HEN: What made you want to bring back ballet to the public during this challenging time?
LP: The stories we tell are unusual for ballet. They are theatrical and dramatic, but they are also fun and engaging. They allow people to lose themselves in something different for a couple of hours. Our ballets don’t require people to know how to dance or the history of ballet; they don’t need to understand the historical context of La Bayadere or the impact the composer of Swan Lake made. We want to remind people that art is accessible to everyone and that it will go on in some form or another, no matter what is happening in the world. It truly connects us all.
HEN: How has this past 1 1/2 years impacted and changed how the company runs?
LP: The biggest change for me has been in terms of how I teach choreography. In the past, I could create on the bodies in the studio. I could come in and give them a movement phrase and say, “Show me what that looks like.” And then we would create together. But because everything was online, I had to choreograph the dances from week to week, record myself doing them and describing the movement, then post it to YouTube for the dancers to study before we would rehearse over Zoom on the weekends. So it made me become much more efficient in my work, more deliberate in my word choice.
Concurrently with that has been the ability to rehearse with dancers anywhere. Because we can be on Zoom, I can rehearse on a Friday night with dancers from the West Coast and East Coast. Zoom is a special gift to parents who don’t have child care, to Los Angelenos who can’t travel across the city in time for class or rehearsal, to someone who isn’t feeling well and doesn’t want to risk infecting their fellow company members. It’s opened up more ways to being a company member and keeping our group as inclusive as possible. It gives us new opportunities to make ballet for everyone.

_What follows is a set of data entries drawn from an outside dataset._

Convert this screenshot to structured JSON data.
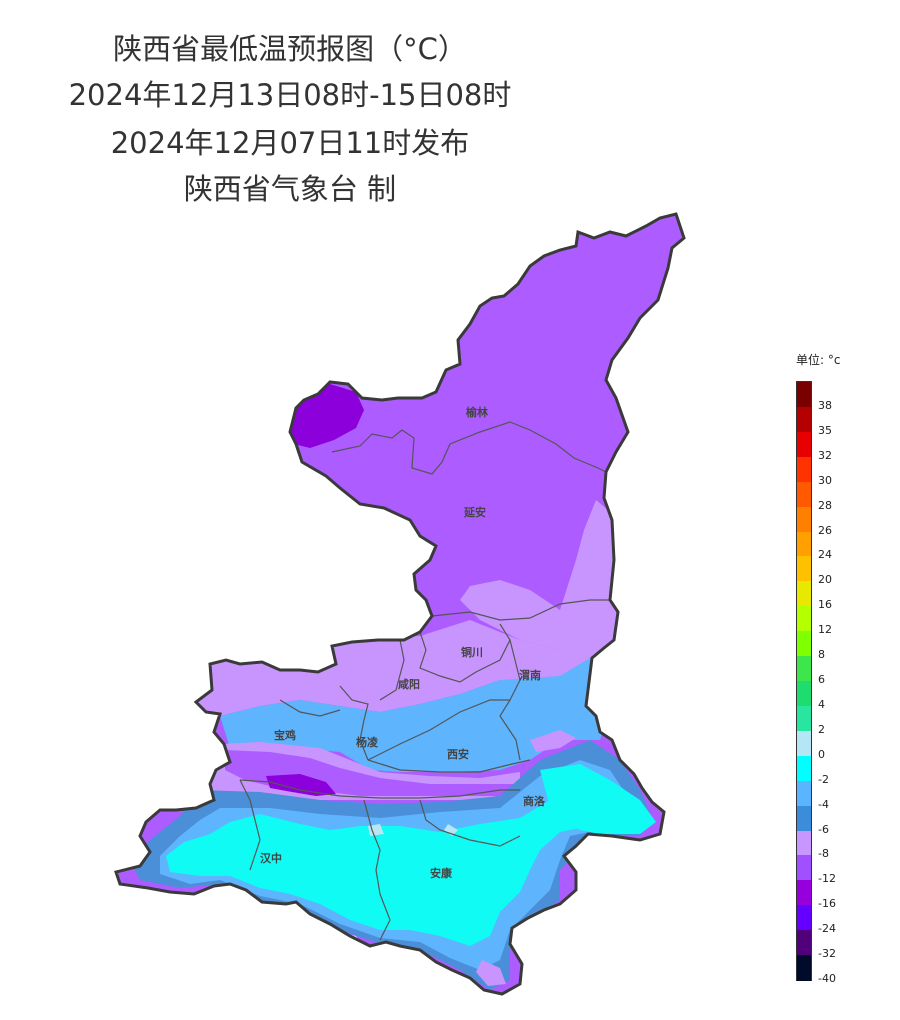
{
  "title": {
    "line1": "陕西省最低温预报图（°C）",
    "line2": "2024年12月13日08时-15日08时",
    "line3": "2024年12月07日11时发布",
    "line4": "陕西省气象台 制"
  },
  "cities": [
    {
      "key": "yulin",
      "label": "榆林"
    },
    {
      "key": "yanan",
      "label": "延安"
    },
    {
      "key": "tongchuan",
      "label": "铜川"
    },
    {
      "key": "xianyang",
      "label": "咸阳"
    },
    {
      "key": "weinan",
      "label": "渭南"
    },
    {
      "key": "baoji",
      "label": "宝鸡"
    },
    {
      "key": "yangling",
      "label": "杨凌"
    },
    {
      "key": "xian",
      "label": "西安"
    },
    {
      "key": "shangluo",
      "label": "商洛"
    },
    {
      "key": "hanzhong",
      "label": "汉中"
    },
    {
      "key": "ankang",
      "label": "安康"
    }
  ],
  "legend": {
    "unit_label": "单位: °c",
    "ticks": [
      "38",
      "35",
      "32",
      "30",
      "28",
      "26",
      "24",
      "20",
      "16",
      "12",
      "8",
      "6",
      "4",
      "2",
      "0",
      "-2",
      "-4",
      "-6",
      "-8",
      "-12",
      "-16",
      "-24",
      "-32",
      "-40"
    ],
    "colors": [
      "#7a0000",
      "#b40000",
      "#e60000",
      "#ff3300",
      "#ff5a00",
      "#ff7f00",
      "#ffa000",
      "#ffc000",
      "#e8e800",
      "#b4ff00",
      "#80ff00",
      "#3ce64b",
      "#1edc6e",
      "#28e6a0",
      "#b4e6f5",
      "#00ffff",
      "#5ab4ff",
      "#3c8cdc",
      "#c896ff",
      "#a050ff",
      "#9600dc",
      "#6400ff",
      "#50007a",
      "#000a2a"
    ]
  },
  "zone_colors": {
    "minus16": "#ad5cff",
    "minus12": "#c895ff",
    "minus8": "#4a8fd8",
    "minus6": "#5eb4fd",
    "minus4": "#10fbf4",
    "minus2": "#b8e6f4",
    "minus24": "#8c00dc",
    "minus32": "#580080"
  }
}
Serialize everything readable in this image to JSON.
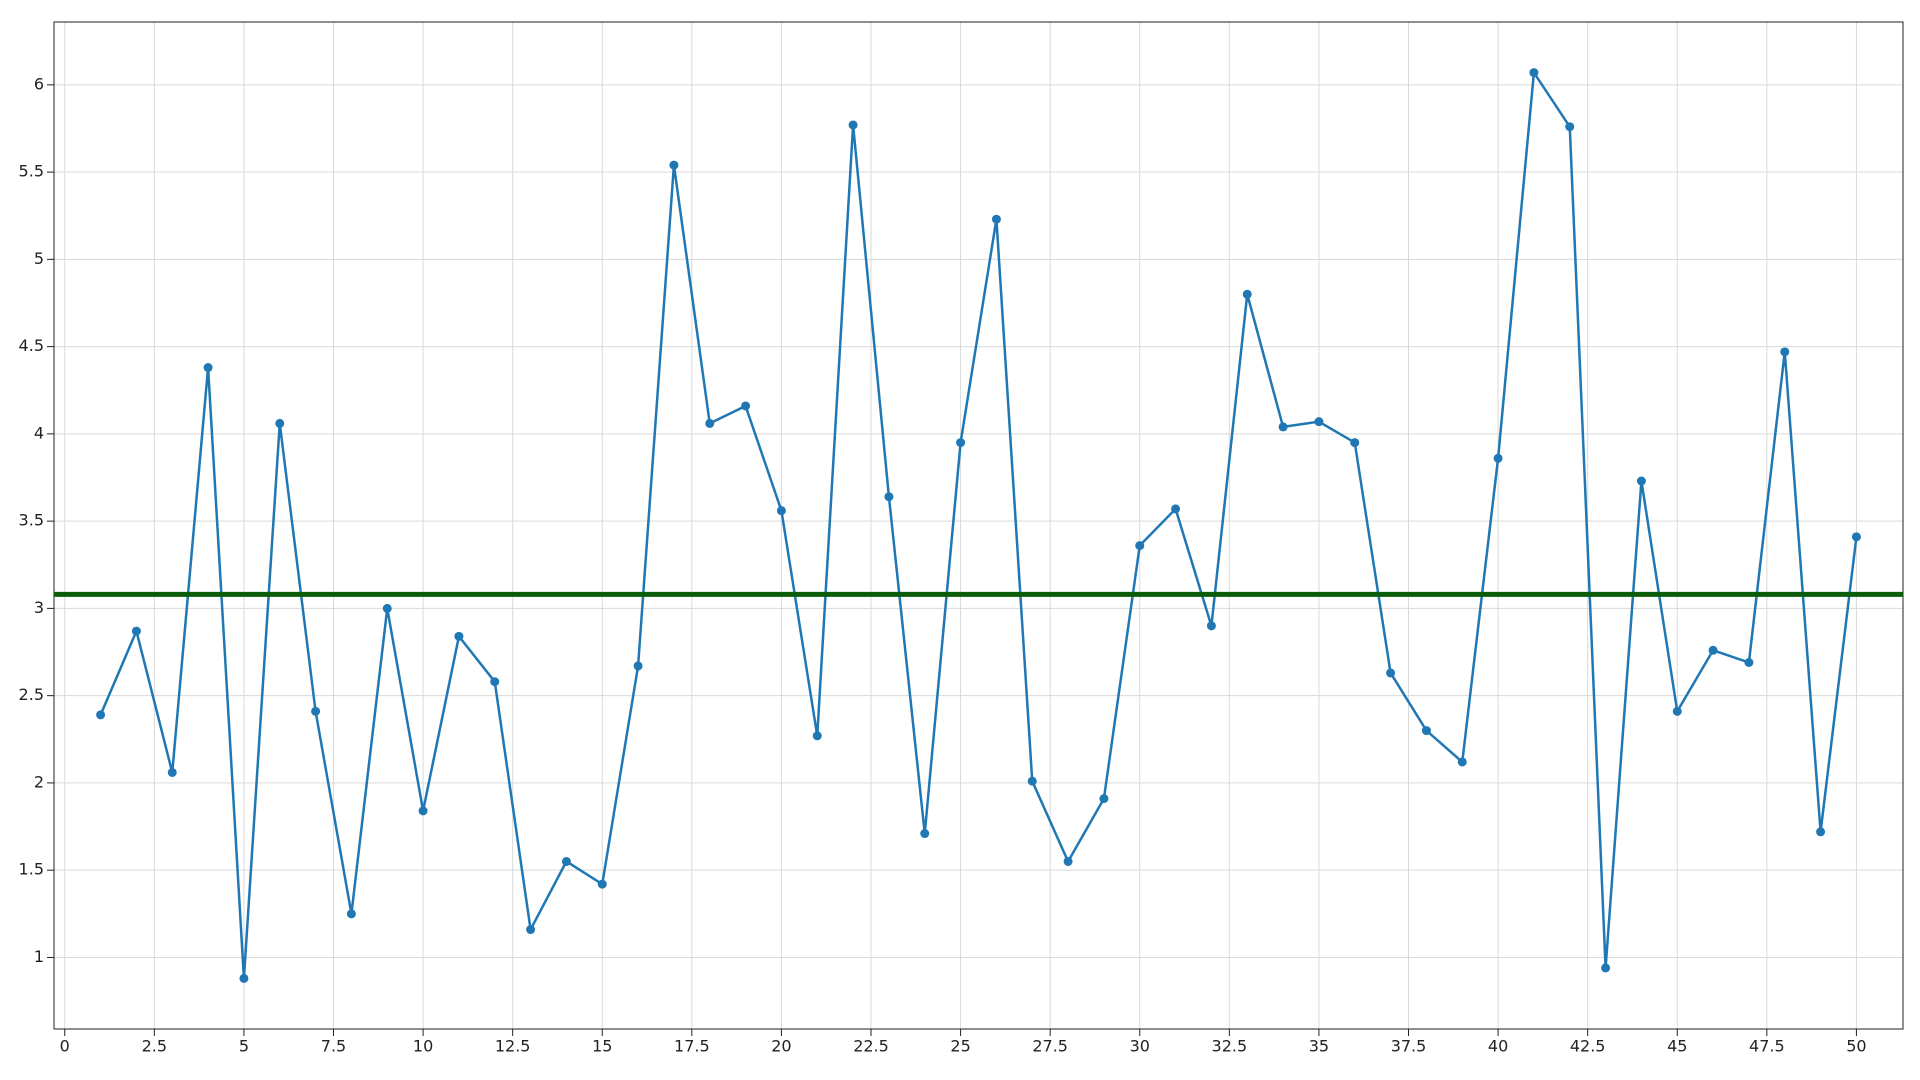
{
  "chart_data": {
    "type": "line",
    "x": [
      1,
      2,
      3,
      4,
      5,
      6,
      7,
      8,
      9,
      10,
      11,
      12,
      13,
      14,
      15,
      16,
      17,
      18,
      19,
      20,
      21,
      22,
      23,
      24,
      25,
      26,
      27,
      28,
      29,
      30,
      31,
      32,
      33,
      34,
      35,
      36,
      37,
      38,
      39,
      40,
      41,
      42,
      43,
      44,
      45,
      46,
      47,
      48,
      49,
      50
    ],
    "series": [
      {
        "color": "#1f77b4",
        "values": [
          2.39,
          2.87,
          2.06,
          4.38,
          0.88,
          4.06,
          2.41,
          1.25,
          3.0,
          1.84,
          2.84,
          2.58,
          1.16,
          1.55,
          1.42,
          2.67,
          5.54,
          4.06,
          4.16,
          3.56,
          2.27,
          5.77,
          3.64,
          1.71,
          3.95,
          5.23,
          2.01,
          1.55,
          1.91,
          3.36,
          3.57,
          2.9,
          4.8,
          4.04,
          4.07,
          3.95,
          2.63,
          2.3,
          2.12,
          3.86,
          6.07,
          5.76,
          0.94,
          3.73,
          2.41,
          2.76,
          2.69,
          4.47,
          1.72,
          3.41
        ]
      }
    ],
    "hline": {
      "value": 3.08,
      "color": "#0b5d0b"
    },
    "xlim": [
      -0.3,
      51.3
    ],
    "xticks": [
      0,
      2.5,
      5,
      7.5,
      10,
      12.5,
      15,
      17.5,
      20,
      22.5,
      25,
      27.5,
      30,
      32.5,
      35,
      37.5,
      40,
      42.5,
      45,
      47.5,
      50
    ],
    "ylim": [
      0.59,
      6.36
    ],
    "yticks": [
      1,
      1.5,
      2,
      2.5,
      3,
      3.5,
      4,
      4.5,
      5,
      5.5,
      6
    ],
    "grid": true
  }
}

We’ve also had to increase our online presence because that was all we had so we are much more social media savvy. This has emphasized the visual aspect of our work, which is great, and it’s also allowed us to connect with other dancers and groups all over the world. Last winter, I produced a mini-Nutcracker online with groups from Toronto and Peru and choreographed a pas de deux with two dancers in Tennessee! That would never have occurred prior to the pandemic.

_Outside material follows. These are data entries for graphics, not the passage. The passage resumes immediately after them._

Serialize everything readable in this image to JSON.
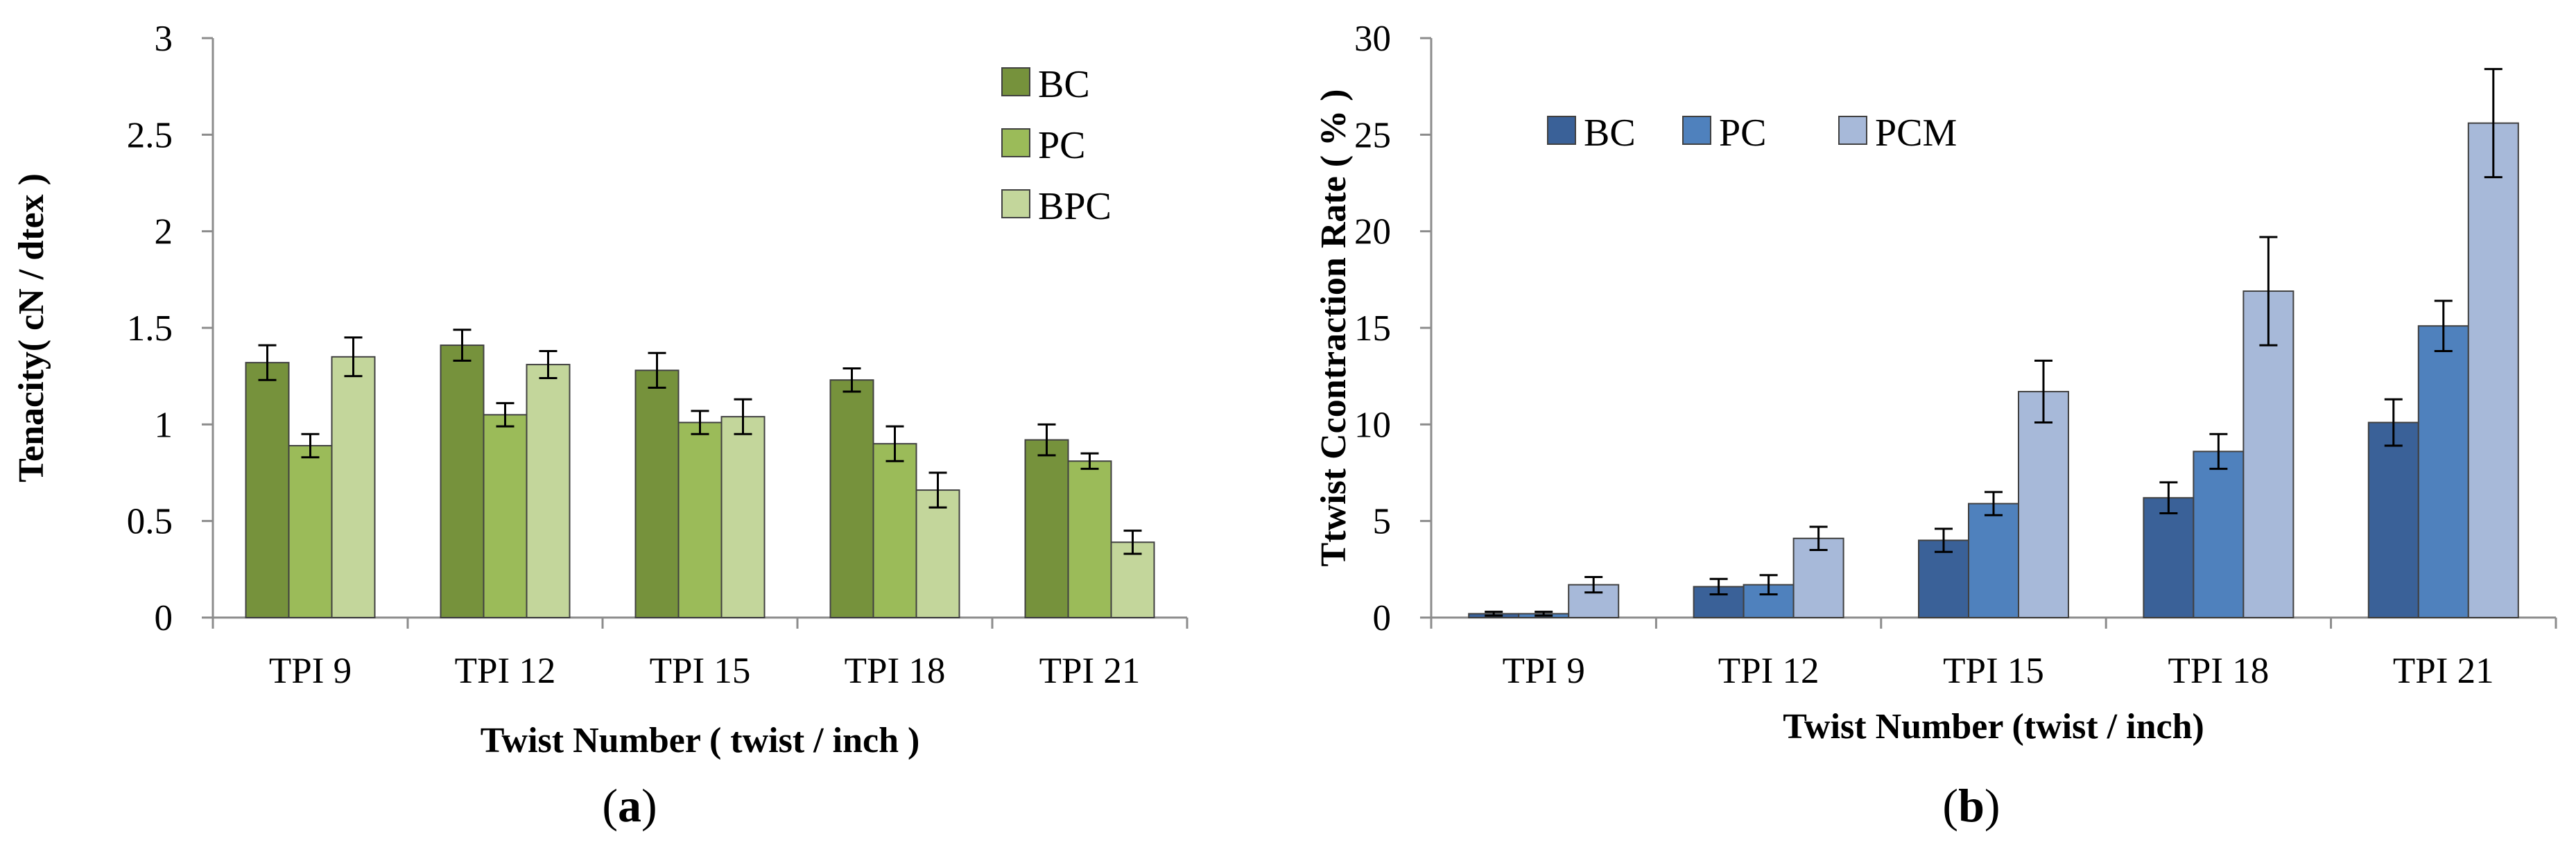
{
  "chart_data": [
    {
      "type": "bar",
      "panel": "a",
      "caption": {
        "open": "(",
        "letter": "a",
        "close": ")"
      },
      "title": "",
      "xlabel": "Twist Number ( twist / inch )",
      "ylabel": "Tenacity( cN / dtex )",
      "ylim": [
        0,
        3
      ],
      "yticks": [
        "0",
        "0.5",
        "1",
        "1.5",
        "2",
        "2.5",
        "3"
      ],
      "grid": false,
      "legend_position": "top-right",
      "categories": [
        "TPI 9",
        "TPI 12",
        "TPI 15",
        "TPI 18",
        "TPI 21"
      ],
      "series": [
        {
          "name": "BC",
          "color": "#76923c",
          "values": [
            1.32,
            1.41,
            1.28,
            1.23,
            0.92
          ],
          "errors": [
            0.09,
            0.08,
            0.09,
            0.06,
            0.08
          ]
        },
        {
          "name": "PC",
          "color": "#9bbb59",
          "values": [
            0.89,
            1.05,
            1.01,
            0.9,
            0.81
          ],
          "errors": [
            0.06,
            0.06,
            0.06,
            0.09,
            0.04
          ]
        },
        {
          "name": "BPC",
          "color": "#c3d69b",
          "values": [
            1.35,
            1.31,
            1.04,
            0.66,
            0.39
          ],
          "errors": [
            0.1,
            0.07,
            0.09,
            0.09,
            0.06
          ]
        }
      ]
    },
    {
      "type": "bar",
      "panel": "b",
      "caption": {
        "open": "(",
        "letter": "b",
        "close": ")"
      },
      "title": "",
      "xlabel": "Twist Number (twist / inch)",
      "ylabel": "Ttwist Ccontraction Rate ( % )",
      "ylim": [
        0,
        30
      ],
      "yticks": [
        "0",
        "5",
        "10",
        "15",
        "20",
        "25",
        "30"
      ],
      "grid": false,
      "legend_position": "top-left",
      "categories": [
        "TPI 9",
        "TPI 12",
        "TPI 15",
        "TPI 18",
        "TPI 21"
      ],
      "series": [
        {
          "name": "BC",
          "color": "#3a6198",
          "values": [
            0.2,
            1.6,
            4.0,
            6.2,
            10.1
          ],
          "errors": [
            0.1,
            0.4,
            0.6,
            0.8,
            1.2
          ]
        },
        {
          "name": "PC",
          "color": "#4f81bd",
          "values": [
            0.2,
            1.7,
            5.9,
            8.6,
            15.1
          ],
          "errors": [
            0.1,
            0.5,
            0.6,
            0.9,
            1.3
          ]
        },
        {
          "name": "PCM",
          "color": "#a7b9d9",
          "values": [
            1.7,
            4.1,
            11.7,
            16.9,
            25.6
          ],
          "errors": [
            0.4,
            0.6,
            1.6,
            2.8,
            2.8
          ]
        }
      ]
    }
  ]
}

HEN: What have you learned?
LP: Anything is possible. Also, prepare for the worst. Have plans A through Z, and understand that pivoting is the new reality.

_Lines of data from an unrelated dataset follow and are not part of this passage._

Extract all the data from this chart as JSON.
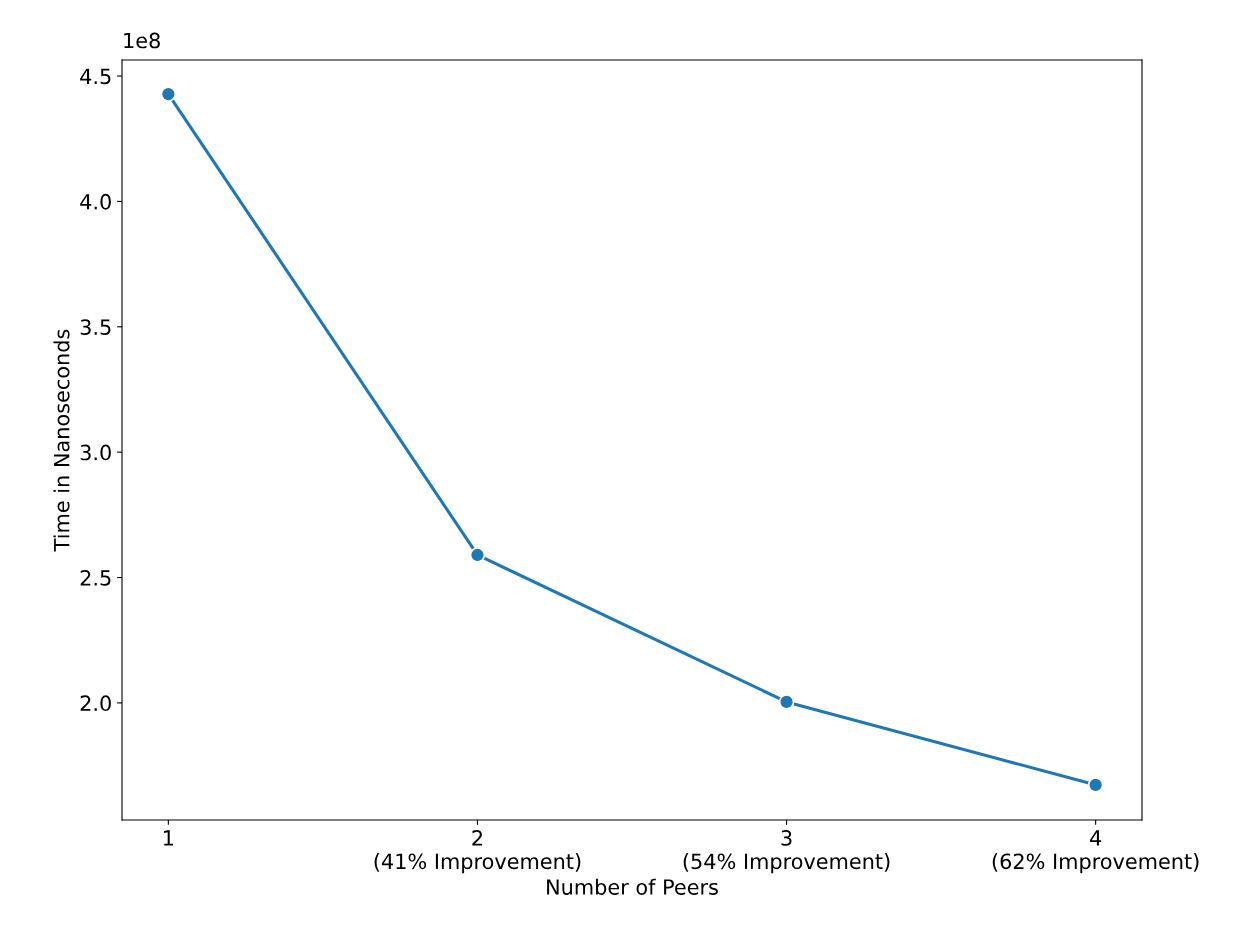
{
  "chart_data": {
    "type": "line",
    "xlabel": "Number of Peers",
    "ylabel": "Time in Nanoseconds",
    "categories": [
      "1",
      "2\n(41% Improvement)",
      "3\n(54% Improvement)",
      "4\n(62% Improvement)"
    ],
    "series": [
      {
        "color": "#1f77b4",
        "values": [
          4.428,
          2.59,
          2.004,
          1.673
        ]
      }
    ],
    "ylim": [
      1.533,
      4.564
    ],
    "yticks": [
      {
        "value": 2.0,
        "label": "2.0"
      },
      {
        "value": 2.5,
        "label": "2.5"
      },
      {
        "value": 3.0,
        "label": "3.0"
      },
      {
        "value": 3.5,
        "label": "3.5"
      },
      {
        "value": 4.0,
        "label": "4.0"
      },
      {
        "value": 4.5,
        "label": "4.5"
      }
    ],
    "annotations": [
      "1e8"
    ],
    "marker": "circle",
    "line_style": "solid",
    "grid": false,
    "legend": false
  }
}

HEN: Given the events of the past 1 1/2 years, has the meaning of Sweet Sorrow taken on new significance?
LP: In past seasons, the themes of the show have always been “love conquers death” (the Romeo and Juliet characters) and “choose life” (the Rosaline and Benvolio characters). But this year, as I mentioned, the show is far more nuanced. The Apothecary is not simply “evil” but instead tries to right a wrong she didn’t realize she made. Rosaline – chasing a potion – is tempted not just to find Romeo and Juliet in the afterlife but to claim the power to affect change. Characters who refuse to accept reality suffer the most. It’s not difficult to see how these emerging themes reflect our own current situation and that of what we have been through over the past 18 months. I’m seeing lots of elements in the storytelling that I hadn’t intended but most definitely echo the pandemic.